Empirical Support For Cbt With Children

Studies of treatment outcomes of CBT for youth, with both internalizing (e.g., anxiety disorders, depression) and externalizing difficulties (e.g., aggression), have provided some empirical support (i.e., the data document beneficial gains associated with CBT treatment). For example, randomized clinical trials of CBT for anxious youth (e.g., Kendall et al., 1997) have been reviewed and deemed as evidence that CBT is probably efficacious in treating anxiety disorders in youth (Kazdin & Weisz, 1998; Ollendick & King, 2000). Follow-up studies suggest that the reductions in anxiety symptomatology are maintained posttreatment (e.g., Barrett, Duffy, Dadds, & Rapee, 2001; Kendall et al., 2004). A review of school-based programs for treating depression in youth revealed that in five out of the six studies, CBT was more effective than no treatment or to wait-list control (Curry, 2001).

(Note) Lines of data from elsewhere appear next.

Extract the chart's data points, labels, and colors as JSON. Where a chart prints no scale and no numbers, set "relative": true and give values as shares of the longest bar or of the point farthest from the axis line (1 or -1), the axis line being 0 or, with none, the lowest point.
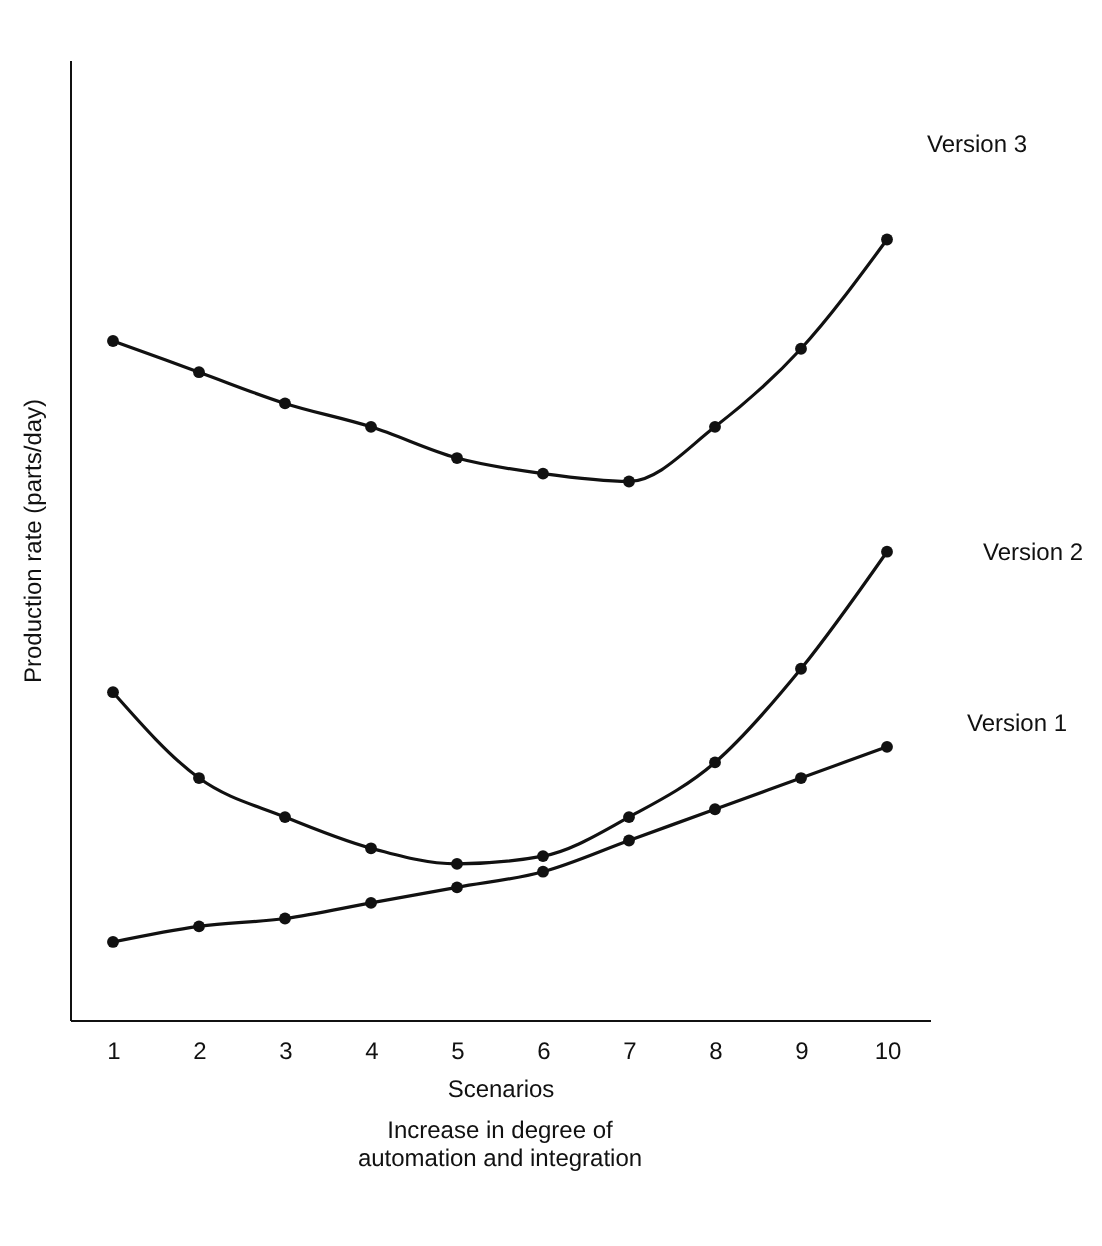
{
  "chart_data": {
    "type": "line",
    "relative": true,
    "xlabel": "Scenarios",
    "ylabel": "Production rate (parts/day)",
    "annotations": [
      "Increase in degree of automation and integration"
    ],
    "categories": [
      "1",
      "2",
      "3",
      "4",
      "5",
      "6",
      "7",
      "8",
      "9",
      "10"
    ],
    "marker": "circle",
    "line_style": "solid",
    "legend": false,
    "grid": false,
    "series": [
      {
        "name": "Version 3",
        "color": "#111111",
        "values": [
          0.87,
          0.83,
          0.79,
          0.76,
          0.72,
          0.7,
          0.69,
          0.76,
          0.86,
          1
        ]
      },
      {
        "name": "Version 2",
        "color": "#111111",
        "values": [
          0.42,
          0.31,
          0.26,
          0.22,
          0.2,
          0.21,
          0.26,
          0.33,
          0.45,
          0.6
        ]
      },
      {
        "name": "Version 1",
        "color": "#111111",
        "values": [
          0.1,
          0.12,
          0.13,
          0.15,
          0.17,
          0.19,
          0.23,
          0.27,
          0.31,
          0.35
        ]
      }
    ]
  }
}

CBT for externalizing disorders have resulted in less consistent results. For example, CBT for ADHD has been found to be less effective than medication (e.g., MTA, 1999). However, CBT for aggression and conduct-related problems (e.g., Kazdin, 2002; Lochman, 1990; Lochman, Whidby, & FitzGerald, 2000) may be effective in reducing aggressive behavior and increasing prosocial behavior. Unfortunately, it is not clear that gains can be maintained over time and generalized to other situations.

CBT emphasizes the important interplay among cognitive, behavioral, affective, contextual, and socioemotional variables in the etiology and maintenance of problems in children. CBT strategies are used to address the specific needs of the child within his or her real and perceived environment. Empirical support suggests that CBT can be an efficacious treatment for youth. Although it is reasonable to suggest that CBT for children can be helpful in treating childhood psychopathology, research is needed (a) to better understand the role of "in-session" process variables (e.g., child involvement) that may predict outcome and (b) on the forces that influence the transportability of CBT from research clinics to community service clinics.